The Great Firewall just got a few bricks higher.
As has been widely reported in the media, China recently ramped up its crackdown on virtual private network (VPN) access. VPNs are one of the relied-upon mechanisms for Internet users in China to route over the Great Firewall, as the country’s extensive Internet censorship mechanism is known.
For years, there had seemingly existed a tacit allowance by Beijing permitting Chinese netizens’ use of VPNs to access sites otherwise unreachable inside China. But it appears that acquiescence has faded, replaced by an intense crackdown the likes of which have not been seen before.
“The authorities have been doing this for a long time,” wrote Charlie Smith of OTF-sponsored GreatFire.org, which monitors blocked websites and keywords in China. “But they have never done it as extensively as they are doing now.”

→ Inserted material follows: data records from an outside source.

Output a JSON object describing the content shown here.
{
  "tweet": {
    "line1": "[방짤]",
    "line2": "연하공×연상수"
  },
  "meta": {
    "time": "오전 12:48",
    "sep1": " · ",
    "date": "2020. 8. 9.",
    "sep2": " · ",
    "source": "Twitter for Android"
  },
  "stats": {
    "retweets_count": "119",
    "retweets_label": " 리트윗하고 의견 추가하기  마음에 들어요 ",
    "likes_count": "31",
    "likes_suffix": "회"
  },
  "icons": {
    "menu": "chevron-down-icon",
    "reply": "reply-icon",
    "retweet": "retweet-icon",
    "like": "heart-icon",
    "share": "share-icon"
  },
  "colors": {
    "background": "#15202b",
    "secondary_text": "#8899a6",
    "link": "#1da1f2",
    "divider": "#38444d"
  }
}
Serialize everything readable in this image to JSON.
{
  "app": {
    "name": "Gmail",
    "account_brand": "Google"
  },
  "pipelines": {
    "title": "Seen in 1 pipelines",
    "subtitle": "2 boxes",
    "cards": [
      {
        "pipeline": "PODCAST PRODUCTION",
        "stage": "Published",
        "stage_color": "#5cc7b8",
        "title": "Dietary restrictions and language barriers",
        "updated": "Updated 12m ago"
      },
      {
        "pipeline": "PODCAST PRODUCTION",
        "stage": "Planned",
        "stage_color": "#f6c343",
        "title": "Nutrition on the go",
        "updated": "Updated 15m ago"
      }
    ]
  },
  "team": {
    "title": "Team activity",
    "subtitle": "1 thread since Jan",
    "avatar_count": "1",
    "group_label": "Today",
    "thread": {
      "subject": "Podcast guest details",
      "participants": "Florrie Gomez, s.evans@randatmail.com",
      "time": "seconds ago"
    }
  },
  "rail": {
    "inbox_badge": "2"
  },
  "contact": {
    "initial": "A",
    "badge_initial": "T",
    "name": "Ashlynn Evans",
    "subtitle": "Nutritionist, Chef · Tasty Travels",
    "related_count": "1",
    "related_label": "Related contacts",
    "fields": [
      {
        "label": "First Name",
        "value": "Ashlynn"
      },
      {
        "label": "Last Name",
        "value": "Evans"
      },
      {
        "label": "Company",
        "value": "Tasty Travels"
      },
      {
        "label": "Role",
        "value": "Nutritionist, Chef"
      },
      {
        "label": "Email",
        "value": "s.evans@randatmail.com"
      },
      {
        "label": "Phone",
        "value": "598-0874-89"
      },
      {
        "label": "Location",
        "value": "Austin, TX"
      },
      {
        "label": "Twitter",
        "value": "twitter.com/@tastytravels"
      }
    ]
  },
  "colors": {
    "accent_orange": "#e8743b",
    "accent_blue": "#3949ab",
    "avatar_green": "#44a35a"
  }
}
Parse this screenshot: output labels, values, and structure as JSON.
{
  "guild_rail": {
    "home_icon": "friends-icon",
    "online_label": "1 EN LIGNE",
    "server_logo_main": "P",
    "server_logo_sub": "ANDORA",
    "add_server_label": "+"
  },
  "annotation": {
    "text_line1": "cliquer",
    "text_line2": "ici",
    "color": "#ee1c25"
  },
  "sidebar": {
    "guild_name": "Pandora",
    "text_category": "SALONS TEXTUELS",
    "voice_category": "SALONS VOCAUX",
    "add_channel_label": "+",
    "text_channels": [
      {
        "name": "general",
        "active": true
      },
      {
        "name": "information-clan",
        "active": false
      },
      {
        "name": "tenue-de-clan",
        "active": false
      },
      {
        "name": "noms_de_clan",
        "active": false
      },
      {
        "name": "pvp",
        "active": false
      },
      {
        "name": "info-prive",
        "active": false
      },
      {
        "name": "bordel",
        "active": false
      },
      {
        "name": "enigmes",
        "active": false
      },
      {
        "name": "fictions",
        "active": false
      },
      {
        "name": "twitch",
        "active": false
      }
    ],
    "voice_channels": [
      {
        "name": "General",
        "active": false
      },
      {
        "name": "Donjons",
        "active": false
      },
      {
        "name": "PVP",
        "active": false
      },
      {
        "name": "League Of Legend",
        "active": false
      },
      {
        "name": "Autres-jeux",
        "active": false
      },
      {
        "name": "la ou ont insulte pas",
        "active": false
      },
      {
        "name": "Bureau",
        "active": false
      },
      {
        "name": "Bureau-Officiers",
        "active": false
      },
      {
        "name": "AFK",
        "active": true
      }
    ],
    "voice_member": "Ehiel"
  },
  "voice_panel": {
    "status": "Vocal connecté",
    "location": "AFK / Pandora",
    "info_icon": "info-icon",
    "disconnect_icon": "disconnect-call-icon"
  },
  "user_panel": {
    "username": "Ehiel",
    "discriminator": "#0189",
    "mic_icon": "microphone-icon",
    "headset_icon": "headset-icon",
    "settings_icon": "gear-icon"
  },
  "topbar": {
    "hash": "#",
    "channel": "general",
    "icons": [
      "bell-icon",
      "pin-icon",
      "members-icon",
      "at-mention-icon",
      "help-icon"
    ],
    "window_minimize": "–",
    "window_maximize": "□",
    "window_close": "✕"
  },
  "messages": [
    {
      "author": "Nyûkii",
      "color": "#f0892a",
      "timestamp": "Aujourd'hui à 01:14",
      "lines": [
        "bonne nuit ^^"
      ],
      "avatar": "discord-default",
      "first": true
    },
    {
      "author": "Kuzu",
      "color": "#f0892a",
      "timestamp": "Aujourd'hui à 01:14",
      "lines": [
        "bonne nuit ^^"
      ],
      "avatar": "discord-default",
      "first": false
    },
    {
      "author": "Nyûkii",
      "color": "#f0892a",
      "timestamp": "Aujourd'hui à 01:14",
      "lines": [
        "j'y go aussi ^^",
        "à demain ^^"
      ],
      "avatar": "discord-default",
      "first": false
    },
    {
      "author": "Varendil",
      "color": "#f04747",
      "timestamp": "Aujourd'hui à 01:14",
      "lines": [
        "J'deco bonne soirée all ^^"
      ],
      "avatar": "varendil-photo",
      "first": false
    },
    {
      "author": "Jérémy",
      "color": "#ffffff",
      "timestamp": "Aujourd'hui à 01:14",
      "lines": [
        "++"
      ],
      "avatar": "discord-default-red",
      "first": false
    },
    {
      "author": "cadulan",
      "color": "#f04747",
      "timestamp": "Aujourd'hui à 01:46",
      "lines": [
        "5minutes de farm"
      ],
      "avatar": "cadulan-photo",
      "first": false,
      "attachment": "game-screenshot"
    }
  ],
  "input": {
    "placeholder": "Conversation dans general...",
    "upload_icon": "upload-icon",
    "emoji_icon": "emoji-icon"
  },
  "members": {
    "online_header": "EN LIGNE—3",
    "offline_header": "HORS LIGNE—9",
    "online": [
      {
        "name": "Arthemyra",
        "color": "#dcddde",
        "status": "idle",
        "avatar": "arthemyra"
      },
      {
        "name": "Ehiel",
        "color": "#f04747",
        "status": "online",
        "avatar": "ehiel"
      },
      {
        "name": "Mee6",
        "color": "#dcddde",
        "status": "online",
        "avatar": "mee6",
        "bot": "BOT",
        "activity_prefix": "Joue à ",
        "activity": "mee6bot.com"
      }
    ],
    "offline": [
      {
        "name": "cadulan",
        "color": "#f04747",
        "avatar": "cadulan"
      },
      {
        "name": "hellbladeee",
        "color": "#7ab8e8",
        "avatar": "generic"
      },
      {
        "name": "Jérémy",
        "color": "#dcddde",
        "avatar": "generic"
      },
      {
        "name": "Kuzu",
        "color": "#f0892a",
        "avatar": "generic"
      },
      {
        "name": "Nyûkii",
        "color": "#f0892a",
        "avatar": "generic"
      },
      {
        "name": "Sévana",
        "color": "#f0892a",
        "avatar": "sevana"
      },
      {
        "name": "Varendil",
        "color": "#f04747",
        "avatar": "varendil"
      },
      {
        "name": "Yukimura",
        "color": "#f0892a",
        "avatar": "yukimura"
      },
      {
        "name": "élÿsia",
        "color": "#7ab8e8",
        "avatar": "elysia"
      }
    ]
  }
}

Why VPNs are important to Chinese netizens
VPNs allow China’s 684 million Internet users to evade state censors and thereby connect to otherwise inaccessible sites. VPNs have become an indispensable tool for Internet users in China of all stripes: businesses depend on VPNs to encrypt outgoing traffic, keeping business secrets safe from the prying eyes of competitors; academia use VPNs to conduct research, accessing database search tools like Google Scholar; pop culture enthusiasts can use them to create an Instagram account and follow their favorite foreign celebrities.
And, much to China’s chagrin, everyday citizens use VPNs to access accurate, objective current events coverage from sites like Amnesty International and OTF parent organization Radio Free Asia. Both Amnesty and RFA are aggressively blocked by Chinese authorities.
How China is blocking VPNs
The GFW censorship apparatus analyzes all incoming and outgoing traffic flowing to and from a device as it is sent or received. The censors look for certain bytes of information which indicate VPN use, such as protocols commonly used to mask, or “tunnel,” VPN connections. If a device gets flagged as abnormal, the firewall will attempt to connect to the blocked site using the same path as the flagged device. If the connection is successful, the firewall automatically blocks access to that site. No access, no VPN, no open internet.
The voluminous increase and near instantaneousness of the blocks suggests that the Chinese government is using Deep Packet Inspection (DPI) to analyze the type of traffic flow and have automated the ability to block protocols that are commonly used by VPNs.
How the GFW works via VPN Reviewer:
Effect on OTF-funded tools
The effects of China’s VPN crackdown have been largely limited to popular commercial VPN providers like Astrill, StrongVPN, and GoldenFrog. OTF sponsors non-commercial circumvention tools like Tor, which maintained functionality without appearing to experience abnormal disruptions in usability.
The graphs below show that China-based Tor users experienced typical fluctuations during the past two months, a timespan that includes the VPN block surge in late January:
Oscillation between ‘blocked’ and ‘accessible’ has become the norm in this ongoing censorship arms race that pits the might of China’s Great Firewall against circumvention tools like Tor. It’s a constantly evolving cat-and-mouse game. Tor developer and research David Fifield recently assessed that it takes the GFW “between 2 and 10 weeks” to react to new circumvention systems, like upgrades to Tor bridges. And the blockages are patchy: even if Tor is blocked in, say, Guangzhou, it might still be available in Shanghai, sources say.
The uptick in VPN blocking, the latest affront to open internet access by Beijing, signals a marked shift in intensity for China’s online censorship efforts, signaling a more stringent control policy than we’ve seen prior. Disconcertingly, it fits right in with China’s push for “cyberspace sovereignty” as justification for its Internet intolerance.
That is why OTF facilitates the creation of the strongest, longest-lasting circumvention tools possible – to operate in challenging environments of scarce resources, like a VPN-blocking China. Chinese netizens have long shown incredible resilience in the face of oppression. Our experience tells us that substantial challenges will yield stronger solutions; this time will be no different.